His dad grunted then swallowed his latest bite.
“Truth is, I couldn’t sleep a wink. Just thinking about things. Makes me crazy when that happens.” He helped his dad with a few more spoonfuls then a few sips of coffee. “How come you couldn’t sleep?”
Clint gestured for Cooper to hand over his whiteboard. He then wrote:
Too damned noisy!
Cooper’s stomach tightened. Did that mean what he thought it did?

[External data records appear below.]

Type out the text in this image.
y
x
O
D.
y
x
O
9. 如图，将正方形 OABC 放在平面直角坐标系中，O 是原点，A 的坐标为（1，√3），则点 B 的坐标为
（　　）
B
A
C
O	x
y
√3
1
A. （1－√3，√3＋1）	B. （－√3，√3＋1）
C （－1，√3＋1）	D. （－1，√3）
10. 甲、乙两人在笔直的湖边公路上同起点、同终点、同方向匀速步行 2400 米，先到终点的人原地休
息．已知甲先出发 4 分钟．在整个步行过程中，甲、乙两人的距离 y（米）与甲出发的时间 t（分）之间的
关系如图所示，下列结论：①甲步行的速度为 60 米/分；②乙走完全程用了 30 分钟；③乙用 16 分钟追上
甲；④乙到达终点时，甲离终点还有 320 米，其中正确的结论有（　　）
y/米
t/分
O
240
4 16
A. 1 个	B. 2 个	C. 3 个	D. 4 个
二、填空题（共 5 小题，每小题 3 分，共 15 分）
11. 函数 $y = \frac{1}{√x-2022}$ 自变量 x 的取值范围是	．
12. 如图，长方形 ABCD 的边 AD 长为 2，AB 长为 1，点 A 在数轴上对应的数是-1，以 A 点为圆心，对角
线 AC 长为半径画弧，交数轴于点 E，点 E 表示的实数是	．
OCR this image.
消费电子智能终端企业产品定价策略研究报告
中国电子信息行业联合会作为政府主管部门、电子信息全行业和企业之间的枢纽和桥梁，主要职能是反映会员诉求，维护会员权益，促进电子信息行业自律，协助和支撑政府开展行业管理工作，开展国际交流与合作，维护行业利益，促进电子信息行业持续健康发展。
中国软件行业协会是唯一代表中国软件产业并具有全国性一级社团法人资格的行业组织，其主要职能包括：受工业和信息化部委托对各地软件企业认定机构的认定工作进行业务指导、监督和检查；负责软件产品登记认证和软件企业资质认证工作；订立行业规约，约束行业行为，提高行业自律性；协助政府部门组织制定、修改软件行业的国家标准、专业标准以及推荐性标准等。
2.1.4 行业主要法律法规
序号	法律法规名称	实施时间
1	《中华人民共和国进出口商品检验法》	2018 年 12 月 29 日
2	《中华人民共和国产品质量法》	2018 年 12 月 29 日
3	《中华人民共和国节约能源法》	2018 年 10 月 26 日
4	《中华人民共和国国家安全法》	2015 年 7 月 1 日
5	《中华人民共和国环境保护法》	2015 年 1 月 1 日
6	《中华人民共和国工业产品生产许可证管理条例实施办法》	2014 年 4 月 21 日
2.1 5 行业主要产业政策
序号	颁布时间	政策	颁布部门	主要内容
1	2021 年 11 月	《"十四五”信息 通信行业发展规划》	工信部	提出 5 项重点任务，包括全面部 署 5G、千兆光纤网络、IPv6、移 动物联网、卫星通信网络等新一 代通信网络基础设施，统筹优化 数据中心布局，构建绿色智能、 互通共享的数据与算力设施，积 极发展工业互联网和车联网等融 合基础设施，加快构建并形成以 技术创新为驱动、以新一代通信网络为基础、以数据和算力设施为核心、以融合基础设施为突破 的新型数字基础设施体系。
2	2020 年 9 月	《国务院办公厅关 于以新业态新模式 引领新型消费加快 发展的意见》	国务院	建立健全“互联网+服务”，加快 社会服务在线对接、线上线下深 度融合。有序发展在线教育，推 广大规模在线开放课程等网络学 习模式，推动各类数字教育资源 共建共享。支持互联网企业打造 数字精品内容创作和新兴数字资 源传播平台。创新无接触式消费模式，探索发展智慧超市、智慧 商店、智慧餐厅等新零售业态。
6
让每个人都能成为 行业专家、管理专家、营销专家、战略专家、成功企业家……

That his father hadn’t been
out
when...
His cheeks felt hot enough to fry an egg. No, no, no.
“Too noisy, huh? What? Did you have an owl outside your window? Coyotes?”
Clint erased the board with his elbow, then wrote:
All that rutting!
Cooper gulped. Okay, no biggie. No need to panic. He’d been trained in crisis management and thinking on his feet in the often-fluid situation of battle. “Geez, Dad, I’m sorry. I’ll bet you overheard the movie I was watching. Parts were pretty racy—if you know what I mean.”
His father didn’t look all that convinced.
*
“W
HY
DOES
MY
volcano look splotchy?”
Late Sunday morning, Millie took a sheet of oatmeal cookies from the oven, pretending she hadn’t heard her daughter’s embarrassing question.
“Mom? Did you hear me?”
Mortification didn’t begin describing how awful Millie felt about not only the odd paint pattern on LeeAnn’s science-fair project, but also for her own downright scandalous behavior. What had she been thinking? “I heard you, okay? I don’t know how it happened. Maybe Cheetah’s been on the table?”